41. On the question of whether they were aware that there was an application to enter Immediate Judgement against them, the Fourth Defendant was aware of the application made for alternative service since it was served on the Fourth Defendant.There was a DIFC courts certificate of service (see paragraph 19 above).The fact that they were unaware of the application for Immediate Judgment therefore becomes irrelevant.

42. Taking into consideration the facts before me as well as the law as I understand it to be, I am satisfied that if the Fourth Defendant was to be allowed to challenge the application to set aside the Immediate Judgment,  it is extremely unlikely that he will succeed. He must prove that he will be more than just likely to succeed. There must be a ‘realistic’ as opposed to ‘fanciful’ prospect of success. (see GFH Capital Limited  v David Lawrence Haigh [2014] DIFC CFI 020 quoting JSC VTB Bank v Skurikhin [2014] EWHC 271. In the Skurikhin case the judge had analysed all the principles relating to setting aside a default judgment.

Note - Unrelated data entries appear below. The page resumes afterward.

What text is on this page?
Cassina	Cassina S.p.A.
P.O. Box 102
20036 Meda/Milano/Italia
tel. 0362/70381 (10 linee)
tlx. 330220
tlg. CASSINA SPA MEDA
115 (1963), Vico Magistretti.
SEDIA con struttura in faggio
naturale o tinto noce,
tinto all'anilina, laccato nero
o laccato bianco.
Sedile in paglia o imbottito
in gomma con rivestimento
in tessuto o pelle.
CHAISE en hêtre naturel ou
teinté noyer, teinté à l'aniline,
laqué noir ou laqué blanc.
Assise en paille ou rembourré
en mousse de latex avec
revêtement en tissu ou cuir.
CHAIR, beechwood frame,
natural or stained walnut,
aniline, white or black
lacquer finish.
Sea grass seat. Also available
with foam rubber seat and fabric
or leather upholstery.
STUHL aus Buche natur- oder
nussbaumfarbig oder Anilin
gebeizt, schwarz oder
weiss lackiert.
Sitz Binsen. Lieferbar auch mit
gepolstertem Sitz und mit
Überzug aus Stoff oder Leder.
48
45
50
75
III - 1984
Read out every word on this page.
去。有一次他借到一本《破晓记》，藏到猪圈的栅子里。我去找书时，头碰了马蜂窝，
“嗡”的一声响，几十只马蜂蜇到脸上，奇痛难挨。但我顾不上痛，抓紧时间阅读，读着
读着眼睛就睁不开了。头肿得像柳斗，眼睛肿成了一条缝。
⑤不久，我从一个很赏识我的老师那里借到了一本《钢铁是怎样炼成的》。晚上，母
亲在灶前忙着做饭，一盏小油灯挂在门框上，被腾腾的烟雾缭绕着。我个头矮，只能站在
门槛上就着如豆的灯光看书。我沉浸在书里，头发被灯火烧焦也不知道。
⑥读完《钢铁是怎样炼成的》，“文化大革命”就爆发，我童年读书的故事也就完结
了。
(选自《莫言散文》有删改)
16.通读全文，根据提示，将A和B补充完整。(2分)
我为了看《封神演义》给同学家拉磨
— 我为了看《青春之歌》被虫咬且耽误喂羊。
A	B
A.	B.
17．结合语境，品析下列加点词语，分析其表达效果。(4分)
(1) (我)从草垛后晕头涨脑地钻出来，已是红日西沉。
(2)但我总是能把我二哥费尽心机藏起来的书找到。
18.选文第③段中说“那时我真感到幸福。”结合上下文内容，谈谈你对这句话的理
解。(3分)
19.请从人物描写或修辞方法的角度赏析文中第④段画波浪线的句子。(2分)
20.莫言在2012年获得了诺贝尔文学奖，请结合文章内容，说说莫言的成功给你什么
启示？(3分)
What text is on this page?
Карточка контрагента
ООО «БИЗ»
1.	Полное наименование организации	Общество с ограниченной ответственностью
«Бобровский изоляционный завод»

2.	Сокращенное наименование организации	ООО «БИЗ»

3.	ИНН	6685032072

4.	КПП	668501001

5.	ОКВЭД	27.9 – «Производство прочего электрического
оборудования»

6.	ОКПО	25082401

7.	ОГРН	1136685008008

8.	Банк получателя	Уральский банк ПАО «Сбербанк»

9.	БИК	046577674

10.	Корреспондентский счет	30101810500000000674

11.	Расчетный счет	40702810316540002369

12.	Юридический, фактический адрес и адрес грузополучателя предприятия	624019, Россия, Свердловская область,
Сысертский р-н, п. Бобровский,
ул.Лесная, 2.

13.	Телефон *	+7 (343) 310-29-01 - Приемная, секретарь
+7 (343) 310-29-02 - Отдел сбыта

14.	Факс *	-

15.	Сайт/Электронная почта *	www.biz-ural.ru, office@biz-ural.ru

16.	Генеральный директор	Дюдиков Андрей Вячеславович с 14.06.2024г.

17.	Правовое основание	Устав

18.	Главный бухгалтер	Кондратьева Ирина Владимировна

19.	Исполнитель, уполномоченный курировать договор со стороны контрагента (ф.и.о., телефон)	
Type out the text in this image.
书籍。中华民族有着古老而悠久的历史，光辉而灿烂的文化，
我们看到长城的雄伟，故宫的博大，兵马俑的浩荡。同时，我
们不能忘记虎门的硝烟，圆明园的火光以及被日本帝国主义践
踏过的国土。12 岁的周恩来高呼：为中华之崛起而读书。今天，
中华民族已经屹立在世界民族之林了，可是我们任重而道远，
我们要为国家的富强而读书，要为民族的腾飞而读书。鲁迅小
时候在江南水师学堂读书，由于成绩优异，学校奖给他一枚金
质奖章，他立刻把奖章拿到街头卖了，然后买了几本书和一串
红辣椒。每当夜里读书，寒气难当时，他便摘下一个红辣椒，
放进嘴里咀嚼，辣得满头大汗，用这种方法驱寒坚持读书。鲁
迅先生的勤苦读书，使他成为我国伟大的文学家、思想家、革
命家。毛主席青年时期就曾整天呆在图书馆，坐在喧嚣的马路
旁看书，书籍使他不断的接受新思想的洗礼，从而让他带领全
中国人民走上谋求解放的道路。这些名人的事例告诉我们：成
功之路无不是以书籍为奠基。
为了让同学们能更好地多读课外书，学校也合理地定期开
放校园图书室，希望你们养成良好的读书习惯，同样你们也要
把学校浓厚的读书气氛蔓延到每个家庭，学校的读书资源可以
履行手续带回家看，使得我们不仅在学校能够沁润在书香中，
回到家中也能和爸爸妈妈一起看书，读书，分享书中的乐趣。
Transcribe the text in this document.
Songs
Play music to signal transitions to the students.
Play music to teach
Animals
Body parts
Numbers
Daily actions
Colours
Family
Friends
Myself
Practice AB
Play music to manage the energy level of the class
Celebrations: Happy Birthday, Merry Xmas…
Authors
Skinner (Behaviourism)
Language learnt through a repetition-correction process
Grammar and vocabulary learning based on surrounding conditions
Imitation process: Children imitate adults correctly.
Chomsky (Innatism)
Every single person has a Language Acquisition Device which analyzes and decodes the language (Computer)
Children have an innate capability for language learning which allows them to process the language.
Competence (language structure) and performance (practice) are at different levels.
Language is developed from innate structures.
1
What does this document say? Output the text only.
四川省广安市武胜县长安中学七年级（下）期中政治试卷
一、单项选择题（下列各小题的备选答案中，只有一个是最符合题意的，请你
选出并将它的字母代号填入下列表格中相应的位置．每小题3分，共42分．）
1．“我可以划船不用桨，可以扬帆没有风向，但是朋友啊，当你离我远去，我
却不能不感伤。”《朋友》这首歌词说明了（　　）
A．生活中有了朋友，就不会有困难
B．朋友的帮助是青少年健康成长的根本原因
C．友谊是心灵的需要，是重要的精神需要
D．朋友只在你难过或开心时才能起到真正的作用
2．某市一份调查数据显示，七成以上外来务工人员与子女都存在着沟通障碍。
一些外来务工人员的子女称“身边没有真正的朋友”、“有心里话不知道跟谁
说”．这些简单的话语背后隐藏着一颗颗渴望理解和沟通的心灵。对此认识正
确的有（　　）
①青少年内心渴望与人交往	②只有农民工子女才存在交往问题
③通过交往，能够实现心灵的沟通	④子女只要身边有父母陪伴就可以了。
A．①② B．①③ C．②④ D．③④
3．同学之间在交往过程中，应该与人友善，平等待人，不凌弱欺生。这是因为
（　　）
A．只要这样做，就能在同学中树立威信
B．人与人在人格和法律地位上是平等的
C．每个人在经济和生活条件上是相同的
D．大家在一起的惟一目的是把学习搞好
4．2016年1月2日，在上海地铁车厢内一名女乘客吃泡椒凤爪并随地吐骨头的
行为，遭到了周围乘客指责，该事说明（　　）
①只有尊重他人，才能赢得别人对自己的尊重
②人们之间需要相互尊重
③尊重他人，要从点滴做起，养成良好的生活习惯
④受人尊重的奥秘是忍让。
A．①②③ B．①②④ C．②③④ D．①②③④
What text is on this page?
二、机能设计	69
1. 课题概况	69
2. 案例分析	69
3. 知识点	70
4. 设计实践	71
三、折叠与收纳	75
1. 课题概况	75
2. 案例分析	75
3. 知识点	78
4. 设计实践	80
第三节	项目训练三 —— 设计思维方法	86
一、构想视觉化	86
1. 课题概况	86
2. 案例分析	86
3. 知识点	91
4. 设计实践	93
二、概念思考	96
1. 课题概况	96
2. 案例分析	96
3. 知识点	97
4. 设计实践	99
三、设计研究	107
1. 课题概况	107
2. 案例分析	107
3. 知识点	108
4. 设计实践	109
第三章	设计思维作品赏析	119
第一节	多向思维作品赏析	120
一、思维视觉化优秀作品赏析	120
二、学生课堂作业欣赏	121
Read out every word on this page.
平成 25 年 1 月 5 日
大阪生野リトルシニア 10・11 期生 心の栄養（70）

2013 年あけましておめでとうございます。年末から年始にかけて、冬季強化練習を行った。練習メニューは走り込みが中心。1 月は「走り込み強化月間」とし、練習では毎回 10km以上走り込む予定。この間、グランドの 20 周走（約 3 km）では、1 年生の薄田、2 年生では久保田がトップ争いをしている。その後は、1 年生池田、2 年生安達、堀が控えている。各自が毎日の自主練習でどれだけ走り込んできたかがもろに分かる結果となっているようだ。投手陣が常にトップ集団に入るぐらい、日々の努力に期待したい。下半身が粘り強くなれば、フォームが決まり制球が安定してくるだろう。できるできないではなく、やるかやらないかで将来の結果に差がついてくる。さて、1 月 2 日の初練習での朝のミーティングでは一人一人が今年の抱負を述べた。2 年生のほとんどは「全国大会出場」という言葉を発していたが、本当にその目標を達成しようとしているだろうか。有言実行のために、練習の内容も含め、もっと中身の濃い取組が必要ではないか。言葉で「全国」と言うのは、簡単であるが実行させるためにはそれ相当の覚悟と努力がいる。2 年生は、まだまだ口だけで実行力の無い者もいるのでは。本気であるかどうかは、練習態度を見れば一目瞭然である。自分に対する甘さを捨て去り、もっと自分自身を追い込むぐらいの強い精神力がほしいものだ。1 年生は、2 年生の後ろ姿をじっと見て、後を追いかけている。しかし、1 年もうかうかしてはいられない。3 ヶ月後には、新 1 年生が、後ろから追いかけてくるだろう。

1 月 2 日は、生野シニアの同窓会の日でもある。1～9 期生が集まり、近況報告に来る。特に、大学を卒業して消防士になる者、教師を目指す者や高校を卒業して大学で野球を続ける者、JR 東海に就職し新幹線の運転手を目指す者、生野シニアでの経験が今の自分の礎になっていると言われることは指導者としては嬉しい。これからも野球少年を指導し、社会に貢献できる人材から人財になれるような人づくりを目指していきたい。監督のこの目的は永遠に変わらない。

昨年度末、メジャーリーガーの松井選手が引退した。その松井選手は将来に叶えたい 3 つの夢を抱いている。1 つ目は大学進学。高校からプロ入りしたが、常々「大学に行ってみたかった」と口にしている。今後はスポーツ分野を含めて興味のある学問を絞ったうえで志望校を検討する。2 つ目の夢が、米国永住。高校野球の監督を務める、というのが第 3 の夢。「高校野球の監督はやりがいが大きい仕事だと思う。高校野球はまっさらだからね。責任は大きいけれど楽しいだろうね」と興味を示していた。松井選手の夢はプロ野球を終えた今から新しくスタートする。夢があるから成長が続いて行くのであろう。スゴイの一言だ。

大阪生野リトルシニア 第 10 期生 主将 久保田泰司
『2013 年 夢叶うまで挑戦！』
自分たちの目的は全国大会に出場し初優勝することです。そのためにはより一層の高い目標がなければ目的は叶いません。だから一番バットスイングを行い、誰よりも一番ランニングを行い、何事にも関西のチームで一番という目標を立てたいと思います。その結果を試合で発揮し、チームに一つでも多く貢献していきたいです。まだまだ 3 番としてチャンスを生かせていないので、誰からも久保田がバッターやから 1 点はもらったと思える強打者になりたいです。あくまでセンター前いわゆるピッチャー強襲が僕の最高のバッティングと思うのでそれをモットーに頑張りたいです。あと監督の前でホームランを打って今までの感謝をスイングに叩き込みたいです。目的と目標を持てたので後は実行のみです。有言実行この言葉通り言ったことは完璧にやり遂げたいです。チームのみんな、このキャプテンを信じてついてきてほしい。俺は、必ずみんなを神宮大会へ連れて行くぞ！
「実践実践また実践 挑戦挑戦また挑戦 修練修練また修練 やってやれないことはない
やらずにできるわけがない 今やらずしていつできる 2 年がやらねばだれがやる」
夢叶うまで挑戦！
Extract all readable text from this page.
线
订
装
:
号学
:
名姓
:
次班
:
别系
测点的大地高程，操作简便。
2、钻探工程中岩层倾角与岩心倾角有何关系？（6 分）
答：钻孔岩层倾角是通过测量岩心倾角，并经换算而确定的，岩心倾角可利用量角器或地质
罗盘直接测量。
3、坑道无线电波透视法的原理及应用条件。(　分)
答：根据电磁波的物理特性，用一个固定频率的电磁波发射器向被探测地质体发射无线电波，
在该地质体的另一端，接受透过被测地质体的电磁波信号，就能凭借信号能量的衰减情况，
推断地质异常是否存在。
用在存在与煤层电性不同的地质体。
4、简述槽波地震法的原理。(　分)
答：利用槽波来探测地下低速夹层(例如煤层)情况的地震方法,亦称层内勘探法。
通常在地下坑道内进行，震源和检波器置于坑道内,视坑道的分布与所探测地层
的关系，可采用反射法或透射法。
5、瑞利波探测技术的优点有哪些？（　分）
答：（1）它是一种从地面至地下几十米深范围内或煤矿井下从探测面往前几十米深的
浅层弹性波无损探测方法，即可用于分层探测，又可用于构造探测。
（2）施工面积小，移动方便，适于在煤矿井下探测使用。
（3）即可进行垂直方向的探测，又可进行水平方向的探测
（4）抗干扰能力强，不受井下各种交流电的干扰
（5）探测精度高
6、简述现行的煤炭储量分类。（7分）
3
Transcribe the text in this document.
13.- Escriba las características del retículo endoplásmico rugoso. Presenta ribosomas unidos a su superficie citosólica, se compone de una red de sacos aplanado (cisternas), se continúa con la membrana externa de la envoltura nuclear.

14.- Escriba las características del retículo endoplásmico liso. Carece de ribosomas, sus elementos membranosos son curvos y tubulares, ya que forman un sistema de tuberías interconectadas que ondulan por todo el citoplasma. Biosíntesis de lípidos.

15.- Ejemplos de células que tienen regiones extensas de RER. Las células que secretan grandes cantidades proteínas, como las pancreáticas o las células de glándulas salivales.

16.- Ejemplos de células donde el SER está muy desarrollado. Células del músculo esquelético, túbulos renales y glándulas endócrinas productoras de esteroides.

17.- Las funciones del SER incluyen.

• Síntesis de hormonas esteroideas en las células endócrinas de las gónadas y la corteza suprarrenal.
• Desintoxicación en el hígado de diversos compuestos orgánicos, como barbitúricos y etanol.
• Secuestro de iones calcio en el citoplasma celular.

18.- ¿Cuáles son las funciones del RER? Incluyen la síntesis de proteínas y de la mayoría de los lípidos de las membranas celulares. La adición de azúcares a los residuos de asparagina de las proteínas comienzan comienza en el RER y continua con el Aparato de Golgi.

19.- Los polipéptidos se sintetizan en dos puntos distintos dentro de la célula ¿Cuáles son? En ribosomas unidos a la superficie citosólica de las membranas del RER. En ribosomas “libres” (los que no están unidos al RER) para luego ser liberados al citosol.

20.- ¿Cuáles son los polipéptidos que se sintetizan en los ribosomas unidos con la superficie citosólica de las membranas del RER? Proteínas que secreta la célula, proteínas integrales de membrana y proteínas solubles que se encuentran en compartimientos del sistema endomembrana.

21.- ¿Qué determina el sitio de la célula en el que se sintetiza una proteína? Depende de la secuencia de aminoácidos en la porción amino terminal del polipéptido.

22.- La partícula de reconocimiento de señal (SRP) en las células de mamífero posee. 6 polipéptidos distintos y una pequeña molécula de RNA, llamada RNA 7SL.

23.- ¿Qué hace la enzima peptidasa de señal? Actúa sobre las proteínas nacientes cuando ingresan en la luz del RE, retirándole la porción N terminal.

43. On the question of whether the Claimant had properly invoked Part 7 instead of Part 45 of the RDC, in my opinion it is up to the Applicant to choose which provision of the Rules he wishes to invoke. His motive for doing so is irrelevant.


44. Having considered the facts of this case, I arrive at the decision that it is not just to set aside the Immediate Judgement given by this Court on 6 June 2018. I therefore dismiss this application with costs. Costs to be taxed.